Kemenhut Target 13 Taman Nasional Jadi Kawasan Konservasi Kelas Dunia, TNBTS di Jatim Jadi Piloting
Kemenhut Target 13 Taman Nasional Jadi Kawasan Konservasi Kelas Dunia, TNBTS di Jatim Jadi Piloting

Kemenhut Target 13 Taman Nasional Jadi Kawasan Konservasi Kelas Dunia, TNBTS di Jatim Jadi Piloting

Frankenstein45.Com – 02 Mei 2026 | Kementerian Kehutanan (Kemenhut) kembali menegaskan komitmennya dalam upaya pelestarian alam dengan menargetkan total tiga belas taman nasional di Indonesia untuk dikonversi menjadi kawasan konservasi kelas dunia. Inisiatif ini merupakan bagian dari program strategis yang menitikberatkan pada perlindungan keanekaragaman hayati, peningkatan ekowisata, serta pemberdayaan masyarakat sekitar.

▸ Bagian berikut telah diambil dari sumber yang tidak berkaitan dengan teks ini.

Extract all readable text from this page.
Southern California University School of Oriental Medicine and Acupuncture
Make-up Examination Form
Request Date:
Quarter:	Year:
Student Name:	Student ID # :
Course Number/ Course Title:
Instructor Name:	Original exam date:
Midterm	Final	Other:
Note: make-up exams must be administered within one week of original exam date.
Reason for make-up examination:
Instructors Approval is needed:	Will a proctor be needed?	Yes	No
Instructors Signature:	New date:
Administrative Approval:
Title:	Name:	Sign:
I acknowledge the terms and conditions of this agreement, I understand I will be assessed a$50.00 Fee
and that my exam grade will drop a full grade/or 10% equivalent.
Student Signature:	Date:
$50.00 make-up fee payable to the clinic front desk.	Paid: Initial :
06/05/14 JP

Di antara tiga belas taman yang akan dijadikan contoh, Taman Nasional Baluran‑Taman Safari (TNBTS) di Provinsi Jawa Timur dipilih sebagai lokasi pilot. Penetapan TNBTS sebagai percobaan pertama diharapkan menjadi model bagi taman nasional lain dalam mengimplementasikan standar konservasi internasional.

Ruang Lingkup Target 13 Taman Nasional

  • Penguatan pengelolaan sumber daya alam.
  • Peningkatan kapasitas institusi pengelola taman.
  • Penerapan teknologi pemantauan satelit dan sistem informasi geografis (SIG).
  • Pengembangan ekowisata berkelanjutan.
  • Keterlibatan aktif komunitas lokal dalam konservasi.

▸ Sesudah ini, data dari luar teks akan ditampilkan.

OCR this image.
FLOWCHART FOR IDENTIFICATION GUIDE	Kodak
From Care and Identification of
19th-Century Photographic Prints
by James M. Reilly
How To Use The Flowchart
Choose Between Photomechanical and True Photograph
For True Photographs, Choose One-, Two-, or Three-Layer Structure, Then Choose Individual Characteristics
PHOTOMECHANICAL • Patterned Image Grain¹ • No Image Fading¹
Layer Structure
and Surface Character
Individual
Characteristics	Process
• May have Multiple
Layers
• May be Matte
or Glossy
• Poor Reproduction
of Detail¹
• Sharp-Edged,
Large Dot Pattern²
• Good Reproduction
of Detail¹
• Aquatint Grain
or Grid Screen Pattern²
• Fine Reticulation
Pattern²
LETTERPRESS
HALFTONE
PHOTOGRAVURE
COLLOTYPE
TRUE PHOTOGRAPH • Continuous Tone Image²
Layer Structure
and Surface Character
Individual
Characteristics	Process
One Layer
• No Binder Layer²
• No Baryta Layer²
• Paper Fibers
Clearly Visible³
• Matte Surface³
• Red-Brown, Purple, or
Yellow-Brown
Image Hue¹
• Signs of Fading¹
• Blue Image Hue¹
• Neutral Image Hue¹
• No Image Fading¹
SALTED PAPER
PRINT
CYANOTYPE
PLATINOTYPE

Langkah-Langkah Implementasi di TNBTS

  1. Audit kondisi ekologi dan sosial saat ini.
  2. Penyusunan rencana aksi konservasi berbasis data.
  3. Pembangunan infrastruktur ramah lingkungan untuk wisatawan.
  4. Pelatihan aparat taman dan masyarakat sekitar.
  5. Monitoring dan evaluasi berkelanjutan menggunakan teknologi modern.

Jadwal Pelaksanaan Program

Fase Tahun
Persiapan & studi kelayakan 2024
Penerapan pilot di TNBTS 2025‑2026
Evaluasi & penyesuaian 2027
Replikasi ke taman lain 2028‑2030

Dengan menempatkan TNBTS sebagai proyek percontohan, Kemenhut berharap dapat mengidentifikasi tantangan operasional serta solusi inovatif yang dapat diadaptasi ke seluruh jaringan taman nasional. Keberhasilan program ini diharapkan tidak hanya meningkatkan kualitas konservasi, tetapi juga membuka peluang ekonomi baru melalui ekowisata yang berkelanjutan.

Penguatan posisi Indonesia sebagai negara dengan kawasan konservasi kelas dunia akan memperkuat reputasi internasional, menarik investasi hijau, serta memberikan manfaat jangka panjang bagi generasi mendatang.